Era el año en que corríamos tras las mariposas con ramas de
sauces. La calle de tierra aún permanecía húmeda por las lluvias torrenciales
de primavera. El aroma de los paraísos y las nocheras de tía Coco, junto al sol
que se filtraba entre las ramas del alcanfor de Don Castillo, formaban un combo
perfecto al atardecer en Merlo.
En Woodstock tocaban Santana, Janis Joplin y Jimi Hendrix,
mientras Neil Armstrong ponía un pie en la luna. ¡Días felices aquellos! Yo
tenía una hermana y mi propia familia. Tras las fiestas, pasaron por casa
Melchor, Baltasar y Gaspar. Mi alegría fue total: me regalaron una bicicleta
amarilla. Era la más hermosa de todas. En el rostro de Abel vi reflejada mi
felicidad, hasta que caí en cuenta de que no sabía pedalear. Pensé, sonreí y
llamé urgente a Susana y Ana, quien, además de ser mi prima mayor, era mi
madrina.
Al principio, ellas me ayudaron sosteniendo la bicicleta.
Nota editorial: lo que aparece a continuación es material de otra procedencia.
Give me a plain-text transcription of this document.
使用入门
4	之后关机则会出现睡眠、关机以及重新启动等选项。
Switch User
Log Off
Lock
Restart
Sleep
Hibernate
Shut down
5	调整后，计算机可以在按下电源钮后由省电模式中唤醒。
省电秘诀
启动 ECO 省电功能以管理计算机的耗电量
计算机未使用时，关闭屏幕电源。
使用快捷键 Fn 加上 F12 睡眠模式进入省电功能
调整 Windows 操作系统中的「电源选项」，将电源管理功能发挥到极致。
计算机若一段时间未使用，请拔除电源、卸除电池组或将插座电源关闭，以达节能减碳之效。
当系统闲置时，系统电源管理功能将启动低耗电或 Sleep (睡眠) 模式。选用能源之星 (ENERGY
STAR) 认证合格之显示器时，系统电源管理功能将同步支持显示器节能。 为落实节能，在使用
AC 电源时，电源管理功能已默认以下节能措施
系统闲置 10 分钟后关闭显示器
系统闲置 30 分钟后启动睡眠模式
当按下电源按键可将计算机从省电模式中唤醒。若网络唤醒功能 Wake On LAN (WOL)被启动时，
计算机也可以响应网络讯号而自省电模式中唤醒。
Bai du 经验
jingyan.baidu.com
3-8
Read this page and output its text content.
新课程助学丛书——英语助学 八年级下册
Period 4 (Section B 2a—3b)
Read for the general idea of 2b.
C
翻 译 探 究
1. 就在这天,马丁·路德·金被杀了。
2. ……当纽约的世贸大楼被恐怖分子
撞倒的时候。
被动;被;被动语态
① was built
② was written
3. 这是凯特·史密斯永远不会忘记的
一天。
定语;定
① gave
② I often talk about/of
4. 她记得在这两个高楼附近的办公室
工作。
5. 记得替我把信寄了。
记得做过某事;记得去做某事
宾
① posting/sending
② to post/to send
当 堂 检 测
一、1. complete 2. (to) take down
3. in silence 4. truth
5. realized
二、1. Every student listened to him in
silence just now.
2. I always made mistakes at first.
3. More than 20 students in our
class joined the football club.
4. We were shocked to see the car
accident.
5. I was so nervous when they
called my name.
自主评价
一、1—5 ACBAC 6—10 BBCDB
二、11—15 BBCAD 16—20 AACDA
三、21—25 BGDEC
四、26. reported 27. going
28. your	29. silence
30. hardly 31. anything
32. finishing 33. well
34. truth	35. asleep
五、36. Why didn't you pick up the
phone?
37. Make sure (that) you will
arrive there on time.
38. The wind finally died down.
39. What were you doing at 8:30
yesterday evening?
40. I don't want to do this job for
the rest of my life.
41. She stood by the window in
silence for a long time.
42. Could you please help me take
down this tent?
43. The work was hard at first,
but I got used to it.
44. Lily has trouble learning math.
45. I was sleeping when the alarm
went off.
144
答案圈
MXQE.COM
Luego se colocaron una frente a la otra, y así empecé a rodar solo. Poco a
poco, se fueron alejando, hasta que en un descuido caí al suelo. Sí, lloré
bastante. No fue necesario visitar al médico; todo se solucionó con hielo y
mimos.
La bicicleta amarilla fue mi primer gran regalo. Dormía en
el taller-garaje de tío Bebe, mi padrino y la persona que me brindó todo su
amor durante mis primeros años. Era tan celoso de ella que no dejaba que mis
amigos la usaran. Una tarde, Jorge, mi amigo y compañero de pupitre, llegó a
llorar para que le permitiera dar una vuelta.
—¡Bueno, dale! Date una vuelta a la manzana, y ¡cuidado,
gordo!
—¡Gracias, Tony!
Pasó el tiempo y Jorge no regresaba. Me puse ansioso y corrí
hasta la esquina de Don Alfredo. Entonces lo vi acercarse con la bici de tiro.
Primero me agarré la cabeza, luego caminé hacia él: Jorge estaba todo embarrado,
y la bici, obvio también, sin cadena y pinchada. —¡Ay, Dios mío, ¡qué angustia!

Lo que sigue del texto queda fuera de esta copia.